Something I’m working on is a hardware CLI for agents to run experiments, with a “CICD” pipeline that validates everything and means I can delegate more of the experiments to the agents. I wonder if you have any thoughts on this?

The idea is to allow the coding agent to run the full loop of experiments and validations, with vision, audio, button pressing, speaking etc to interact in place of the human



Very cool!

Have you seen the recent nvidia thing? They do this at scale for robotics manipulation: https://research.nvidia.com/labs/gear/enpire/


Ah no I hadn't seen that, very interesting.

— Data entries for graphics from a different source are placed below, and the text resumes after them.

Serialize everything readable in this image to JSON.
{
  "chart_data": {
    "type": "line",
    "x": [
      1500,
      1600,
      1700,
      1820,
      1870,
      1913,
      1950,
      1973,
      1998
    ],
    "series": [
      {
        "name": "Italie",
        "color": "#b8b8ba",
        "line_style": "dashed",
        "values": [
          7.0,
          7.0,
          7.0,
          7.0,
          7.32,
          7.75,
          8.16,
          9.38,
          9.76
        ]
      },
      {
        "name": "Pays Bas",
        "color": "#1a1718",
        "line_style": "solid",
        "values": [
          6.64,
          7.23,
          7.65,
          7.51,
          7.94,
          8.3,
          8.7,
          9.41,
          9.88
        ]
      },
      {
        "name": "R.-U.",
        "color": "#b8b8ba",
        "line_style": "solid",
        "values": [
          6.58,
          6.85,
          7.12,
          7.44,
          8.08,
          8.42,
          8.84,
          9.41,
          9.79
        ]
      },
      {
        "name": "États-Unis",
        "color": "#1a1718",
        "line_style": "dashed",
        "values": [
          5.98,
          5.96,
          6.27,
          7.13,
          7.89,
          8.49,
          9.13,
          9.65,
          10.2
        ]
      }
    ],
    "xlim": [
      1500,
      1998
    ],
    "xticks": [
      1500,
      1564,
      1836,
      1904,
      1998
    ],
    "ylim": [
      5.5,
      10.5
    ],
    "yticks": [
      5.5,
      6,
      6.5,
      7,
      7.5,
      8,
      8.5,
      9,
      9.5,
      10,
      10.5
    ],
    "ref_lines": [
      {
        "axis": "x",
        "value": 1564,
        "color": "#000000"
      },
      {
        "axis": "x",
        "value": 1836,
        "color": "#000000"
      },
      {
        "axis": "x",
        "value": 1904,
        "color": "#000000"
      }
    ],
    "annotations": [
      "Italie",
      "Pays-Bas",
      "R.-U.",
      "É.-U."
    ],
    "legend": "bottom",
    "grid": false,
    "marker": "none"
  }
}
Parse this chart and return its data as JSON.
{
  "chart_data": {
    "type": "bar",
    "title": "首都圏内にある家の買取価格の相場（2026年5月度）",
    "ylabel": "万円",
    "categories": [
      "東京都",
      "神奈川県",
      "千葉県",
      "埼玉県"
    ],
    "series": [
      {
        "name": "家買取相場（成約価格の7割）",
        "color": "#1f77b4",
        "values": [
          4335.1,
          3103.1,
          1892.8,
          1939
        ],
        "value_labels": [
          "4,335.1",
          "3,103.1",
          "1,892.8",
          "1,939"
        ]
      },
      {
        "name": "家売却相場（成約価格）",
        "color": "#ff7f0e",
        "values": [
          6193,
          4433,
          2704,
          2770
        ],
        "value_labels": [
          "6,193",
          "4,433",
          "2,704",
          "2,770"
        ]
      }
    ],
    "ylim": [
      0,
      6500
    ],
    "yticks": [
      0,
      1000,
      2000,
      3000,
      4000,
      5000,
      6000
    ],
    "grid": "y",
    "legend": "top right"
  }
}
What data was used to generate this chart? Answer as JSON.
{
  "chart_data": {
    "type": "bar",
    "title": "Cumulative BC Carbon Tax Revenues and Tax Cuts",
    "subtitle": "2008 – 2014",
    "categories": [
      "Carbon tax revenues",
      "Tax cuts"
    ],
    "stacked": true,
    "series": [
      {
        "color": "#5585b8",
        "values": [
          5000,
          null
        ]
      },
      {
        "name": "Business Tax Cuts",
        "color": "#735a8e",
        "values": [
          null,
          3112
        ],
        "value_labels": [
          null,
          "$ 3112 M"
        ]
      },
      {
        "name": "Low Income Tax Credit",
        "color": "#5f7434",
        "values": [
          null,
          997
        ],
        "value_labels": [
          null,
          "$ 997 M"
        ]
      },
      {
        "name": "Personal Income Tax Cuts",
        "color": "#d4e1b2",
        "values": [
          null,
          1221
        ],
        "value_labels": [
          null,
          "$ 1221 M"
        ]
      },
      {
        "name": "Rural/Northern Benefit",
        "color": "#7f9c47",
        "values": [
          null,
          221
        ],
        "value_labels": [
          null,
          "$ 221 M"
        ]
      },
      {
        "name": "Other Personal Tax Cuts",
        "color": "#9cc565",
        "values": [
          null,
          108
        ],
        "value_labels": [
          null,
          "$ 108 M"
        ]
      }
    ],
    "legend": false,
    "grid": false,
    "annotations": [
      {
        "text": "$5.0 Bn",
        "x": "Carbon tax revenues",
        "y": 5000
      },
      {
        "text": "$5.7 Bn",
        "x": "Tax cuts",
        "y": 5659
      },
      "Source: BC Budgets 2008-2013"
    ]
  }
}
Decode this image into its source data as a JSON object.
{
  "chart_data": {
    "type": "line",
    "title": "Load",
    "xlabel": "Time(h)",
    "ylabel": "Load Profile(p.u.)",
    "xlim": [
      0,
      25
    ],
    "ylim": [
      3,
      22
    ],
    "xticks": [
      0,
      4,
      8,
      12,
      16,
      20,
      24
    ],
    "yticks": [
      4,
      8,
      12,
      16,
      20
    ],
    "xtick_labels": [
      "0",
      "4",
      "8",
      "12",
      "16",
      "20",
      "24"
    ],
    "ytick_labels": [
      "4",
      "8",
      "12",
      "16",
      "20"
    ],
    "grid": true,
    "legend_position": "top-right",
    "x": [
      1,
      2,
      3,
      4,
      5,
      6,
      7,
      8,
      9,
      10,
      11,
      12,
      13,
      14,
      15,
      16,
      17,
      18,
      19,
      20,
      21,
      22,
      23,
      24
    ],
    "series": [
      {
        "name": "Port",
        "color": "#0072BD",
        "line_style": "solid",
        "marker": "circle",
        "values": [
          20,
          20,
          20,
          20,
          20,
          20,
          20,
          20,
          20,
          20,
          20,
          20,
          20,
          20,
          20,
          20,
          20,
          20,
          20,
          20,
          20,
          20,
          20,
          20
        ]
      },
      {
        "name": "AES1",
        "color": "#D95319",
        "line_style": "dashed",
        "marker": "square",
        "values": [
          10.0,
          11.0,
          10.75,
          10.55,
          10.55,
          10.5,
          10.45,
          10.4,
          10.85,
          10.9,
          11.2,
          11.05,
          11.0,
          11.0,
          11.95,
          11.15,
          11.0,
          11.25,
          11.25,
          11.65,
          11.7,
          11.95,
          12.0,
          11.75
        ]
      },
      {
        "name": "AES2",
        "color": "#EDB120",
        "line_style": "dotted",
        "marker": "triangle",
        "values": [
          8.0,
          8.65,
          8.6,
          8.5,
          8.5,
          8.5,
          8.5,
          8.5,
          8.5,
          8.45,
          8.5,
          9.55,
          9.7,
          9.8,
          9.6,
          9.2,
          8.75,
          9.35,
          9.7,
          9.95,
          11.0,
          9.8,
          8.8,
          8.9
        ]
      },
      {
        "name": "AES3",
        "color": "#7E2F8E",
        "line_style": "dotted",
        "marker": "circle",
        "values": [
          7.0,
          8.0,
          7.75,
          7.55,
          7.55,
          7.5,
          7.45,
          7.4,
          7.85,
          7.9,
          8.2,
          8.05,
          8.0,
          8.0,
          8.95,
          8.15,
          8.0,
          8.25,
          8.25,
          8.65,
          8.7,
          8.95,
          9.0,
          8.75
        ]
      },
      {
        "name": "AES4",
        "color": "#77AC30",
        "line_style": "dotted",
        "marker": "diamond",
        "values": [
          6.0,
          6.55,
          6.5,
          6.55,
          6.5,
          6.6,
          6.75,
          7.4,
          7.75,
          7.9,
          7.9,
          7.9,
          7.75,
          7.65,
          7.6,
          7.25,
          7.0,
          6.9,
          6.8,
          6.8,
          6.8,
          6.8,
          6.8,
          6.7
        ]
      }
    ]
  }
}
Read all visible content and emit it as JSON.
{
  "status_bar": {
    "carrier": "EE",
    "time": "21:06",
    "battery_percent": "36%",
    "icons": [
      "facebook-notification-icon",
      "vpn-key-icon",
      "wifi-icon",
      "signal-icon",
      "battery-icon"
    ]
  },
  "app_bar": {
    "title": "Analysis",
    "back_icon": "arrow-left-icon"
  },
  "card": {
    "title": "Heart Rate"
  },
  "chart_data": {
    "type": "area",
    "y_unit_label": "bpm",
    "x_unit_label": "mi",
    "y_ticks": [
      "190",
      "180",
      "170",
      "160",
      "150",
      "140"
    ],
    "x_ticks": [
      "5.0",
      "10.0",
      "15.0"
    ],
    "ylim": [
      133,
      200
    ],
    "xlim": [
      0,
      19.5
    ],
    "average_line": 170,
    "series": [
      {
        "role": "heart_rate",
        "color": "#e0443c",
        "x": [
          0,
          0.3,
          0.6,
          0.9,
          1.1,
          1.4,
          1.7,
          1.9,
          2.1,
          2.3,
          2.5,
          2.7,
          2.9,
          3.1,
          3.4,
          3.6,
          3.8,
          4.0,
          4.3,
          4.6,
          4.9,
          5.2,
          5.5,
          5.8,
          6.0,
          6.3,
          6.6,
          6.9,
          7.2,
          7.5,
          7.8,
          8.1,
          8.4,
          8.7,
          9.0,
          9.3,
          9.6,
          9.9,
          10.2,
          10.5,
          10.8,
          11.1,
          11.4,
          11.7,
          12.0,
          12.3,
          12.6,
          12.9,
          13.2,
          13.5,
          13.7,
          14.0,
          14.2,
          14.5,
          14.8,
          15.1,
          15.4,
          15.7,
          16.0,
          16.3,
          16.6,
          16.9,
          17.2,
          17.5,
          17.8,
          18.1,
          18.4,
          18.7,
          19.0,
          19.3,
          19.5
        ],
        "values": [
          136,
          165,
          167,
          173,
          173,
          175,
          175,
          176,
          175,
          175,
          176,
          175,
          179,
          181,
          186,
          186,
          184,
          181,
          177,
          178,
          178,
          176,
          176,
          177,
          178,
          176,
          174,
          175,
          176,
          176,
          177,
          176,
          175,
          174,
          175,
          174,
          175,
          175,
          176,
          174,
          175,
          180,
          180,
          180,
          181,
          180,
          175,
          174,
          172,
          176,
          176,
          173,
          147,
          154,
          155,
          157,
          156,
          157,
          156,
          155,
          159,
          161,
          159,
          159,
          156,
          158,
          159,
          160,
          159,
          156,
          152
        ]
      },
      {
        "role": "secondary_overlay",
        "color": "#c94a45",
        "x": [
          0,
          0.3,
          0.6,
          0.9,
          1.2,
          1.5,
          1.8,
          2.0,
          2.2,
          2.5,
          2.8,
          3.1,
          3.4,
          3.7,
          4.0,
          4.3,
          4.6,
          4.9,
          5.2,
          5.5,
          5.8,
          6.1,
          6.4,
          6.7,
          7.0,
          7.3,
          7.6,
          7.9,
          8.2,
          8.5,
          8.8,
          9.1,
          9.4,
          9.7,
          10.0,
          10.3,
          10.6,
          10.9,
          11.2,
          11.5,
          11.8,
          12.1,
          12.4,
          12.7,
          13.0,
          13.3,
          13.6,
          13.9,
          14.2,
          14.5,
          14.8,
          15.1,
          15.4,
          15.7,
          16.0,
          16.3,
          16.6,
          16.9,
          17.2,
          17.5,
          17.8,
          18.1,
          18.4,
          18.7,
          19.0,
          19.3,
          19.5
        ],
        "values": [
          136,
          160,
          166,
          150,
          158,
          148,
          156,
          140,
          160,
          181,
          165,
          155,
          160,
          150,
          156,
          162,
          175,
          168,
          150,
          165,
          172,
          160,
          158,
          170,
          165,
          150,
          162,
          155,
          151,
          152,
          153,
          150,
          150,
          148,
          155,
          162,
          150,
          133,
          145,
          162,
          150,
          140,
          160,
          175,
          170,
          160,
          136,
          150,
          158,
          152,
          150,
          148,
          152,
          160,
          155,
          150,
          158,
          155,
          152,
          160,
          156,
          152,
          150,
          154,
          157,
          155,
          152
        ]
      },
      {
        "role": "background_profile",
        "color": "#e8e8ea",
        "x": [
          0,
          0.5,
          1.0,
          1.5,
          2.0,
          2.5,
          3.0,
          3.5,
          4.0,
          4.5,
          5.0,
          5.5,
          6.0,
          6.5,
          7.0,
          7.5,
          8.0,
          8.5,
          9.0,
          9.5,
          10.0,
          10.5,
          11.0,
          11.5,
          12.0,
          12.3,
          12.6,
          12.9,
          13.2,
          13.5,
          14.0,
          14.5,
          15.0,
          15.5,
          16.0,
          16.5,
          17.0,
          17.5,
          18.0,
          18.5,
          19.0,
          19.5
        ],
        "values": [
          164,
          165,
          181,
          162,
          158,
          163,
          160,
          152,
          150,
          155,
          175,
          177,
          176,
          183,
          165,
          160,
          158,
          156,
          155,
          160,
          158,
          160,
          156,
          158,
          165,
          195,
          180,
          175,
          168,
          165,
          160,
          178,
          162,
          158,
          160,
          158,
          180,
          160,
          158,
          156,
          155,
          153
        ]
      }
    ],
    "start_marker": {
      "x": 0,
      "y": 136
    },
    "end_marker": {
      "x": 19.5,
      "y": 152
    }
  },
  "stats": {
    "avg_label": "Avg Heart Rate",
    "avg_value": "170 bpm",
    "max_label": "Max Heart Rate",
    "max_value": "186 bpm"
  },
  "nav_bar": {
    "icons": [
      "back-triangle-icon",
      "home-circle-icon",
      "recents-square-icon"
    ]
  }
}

I'm finding a gap just before running those experiments.

The process of updating firmware, doing basic smoke tests on each device and validating it is live, and can function correctly.

Basically the pre-deployment green light that you get on github, but for hardware.

Have you seen or thought about that at all?


This seems indeed useful. I haven't seen this for robotics but I'm sure people need this for larger deployments (either for a distributed fleet or for an "arm farm"-like setup where there's many robots in one location for data collection / eval). Interesting idea!


Great thanks for giving it some thought, I’ll share a video as it’s all quite an early concept but saving me a lot of time on the bench!


The vision/audio/button loop is the fun part, and the part you'll get working first. What actually decides how much you can delegate is what sits between the agent's decision and the servo moving.

A bad command in software you just roll back. A bad command to a servo can snap the rig, and your CICD ran after the fact. So the gate that earns trust is pre-action, not post. The agent proposes a move, something checks it against limits before power hits the motor. Same idea as a dry-run, except it has to actually hold.

Other thing I'd build early: log every action the agent took and the sensor reading it saw at that step, in order. Physical experiments don't repro cleanly. When one goes sideways at 2am you want the exact sequence back, not a vague "it did something."

I work on this for software agents so take it with that bias, but the physical version is genuinely harder. You can't ctrl-z a servo.

https://orkia.dev/r/3f08d242


Can you please not post AI-generated or AI-edited comments to HN? It's not allowed here - see https://news.ycombinator.com/newsguidelines.html#generated and https://news.ycombinator.com/item?id=47340079.

Of course, it's impossible to know for sure what was LLM processed or not, but some of your posts (like this one) are getting classified that way.